Mandaat en geweldsinstructie
Hoewel wereld steeds ingewikkelder is geworden en de conflicten in de wereld ook, zijn de uitgangspunten van een VN-vredesmissie nog steeds hetzelfde:
- vooraf instemming van de grote mogendheden (de permanente leden van de VN);
- vooraf instemming van de lokale partijen;
- absolute neutraliteit;
- grote terughoudendheid bij het gebruik van geweld (alleen als militairen direct worden aangevallen).
De val van Sebrenica maakte pijnlijk duidelijk dat het in sommige situaties nodig kan zijn dat VN-vredeshandhavers agressiever kunnen optreden. De VN hebben later toegegeven dat de situatie verkeerd is ingeschat. Er werd gewerkt volgens de VN-principes voor vredeshandhaving, terwijl er op dat moment nog helemaal geen vrede was om te handhaven.

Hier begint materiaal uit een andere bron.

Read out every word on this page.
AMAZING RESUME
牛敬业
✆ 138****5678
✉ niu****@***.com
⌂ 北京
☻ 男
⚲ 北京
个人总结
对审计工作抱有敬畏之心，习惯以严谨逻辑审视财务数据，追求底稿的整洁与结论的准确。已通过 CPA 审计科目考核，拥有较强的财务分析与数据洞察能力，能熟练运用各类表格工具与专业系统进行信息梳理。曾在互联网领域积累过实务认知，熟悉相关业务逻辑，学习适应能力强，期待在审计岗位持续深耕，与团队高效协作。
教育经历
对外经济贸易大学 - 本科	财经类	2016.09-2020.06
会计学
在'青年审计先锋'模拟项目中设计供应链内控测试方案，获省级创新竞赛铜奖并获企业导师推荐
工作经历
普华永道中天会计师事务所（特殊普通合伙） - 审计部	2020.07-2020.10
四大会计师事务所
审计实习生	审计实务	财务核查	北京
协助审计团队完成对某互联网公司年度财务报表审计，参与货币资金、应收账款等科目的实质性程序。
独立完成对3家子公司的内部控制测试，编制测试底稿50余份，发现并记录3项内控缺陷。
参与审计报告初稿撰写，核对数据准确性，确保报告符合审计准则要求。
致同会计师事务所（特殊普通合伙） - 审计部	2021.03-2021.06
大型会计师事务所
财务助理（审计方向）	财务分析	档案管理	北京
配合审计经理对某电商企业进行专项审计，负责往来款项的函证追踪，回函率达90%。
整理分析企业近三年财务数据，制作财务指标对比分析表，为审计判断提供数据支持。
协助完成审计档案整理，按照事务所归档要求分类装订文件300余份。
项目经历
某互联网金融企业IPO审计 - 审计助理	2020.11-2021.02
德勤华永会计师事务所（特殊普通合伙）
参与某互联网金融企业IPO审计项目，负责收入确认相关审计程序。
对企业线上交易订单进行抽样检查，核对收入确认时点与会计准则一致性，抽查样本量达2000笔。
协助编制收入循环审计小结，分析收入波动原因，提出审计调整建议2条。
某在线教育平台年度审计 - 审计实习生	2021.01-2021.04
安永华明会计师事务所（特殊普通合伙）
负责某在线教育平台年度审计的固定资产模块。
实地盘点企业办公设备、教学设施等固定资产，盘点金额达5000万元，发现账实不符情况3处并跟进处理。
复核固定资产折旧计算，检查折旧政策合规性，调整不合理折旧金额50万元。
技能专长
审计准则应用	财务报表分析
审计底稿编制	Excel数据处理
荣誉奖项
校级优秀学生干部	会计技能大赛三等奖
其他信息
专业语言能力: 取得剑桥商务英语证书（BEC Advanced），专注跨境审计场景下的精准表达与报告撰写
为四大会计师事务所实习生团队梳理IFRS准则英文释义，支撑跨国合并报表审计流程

Uit het mandaat van een vredesmissie vloeit ook de geweldsinstructie voort. Zo'n geweldsinstructie geeft de mate van geweld aan die de VN mag gebruiken. De missie Joegoslavie viel onder hoofdstuk 6 van het handvest van de VN. Dat wil zeggen dat er alleen geweld gebruikt mag worden ter zelfverdediging. Tegenwoordig vallen veel missies onder hoofdstuk 7 van het handvest. Dit geeft de VN-militairen veel meer ruimte om actie te ondernemen. Tijdens de missie in Congo (UNMOC) bijvoorbeeld, ondernamen VN-eenheden vrijwel dagelijks actie. Ze ontwapenden milities die zich niet hielden aan eerdere vredesafspraken.
Een van de commandanten van de UNMOC missie in Congo was de Nederlandse generaal Cammaert. Hij benadrukt het belang van een goede leiding bij VN-vredesoperaties. Hij zegt in een interview: "Het mandaat van een missie is zo sterk als de wil van de commandant om hem uit te voeren. Een vis stinkt altijd het eerst bij de kop, als je geen goede commandant hebt, heb je daaronder problemen".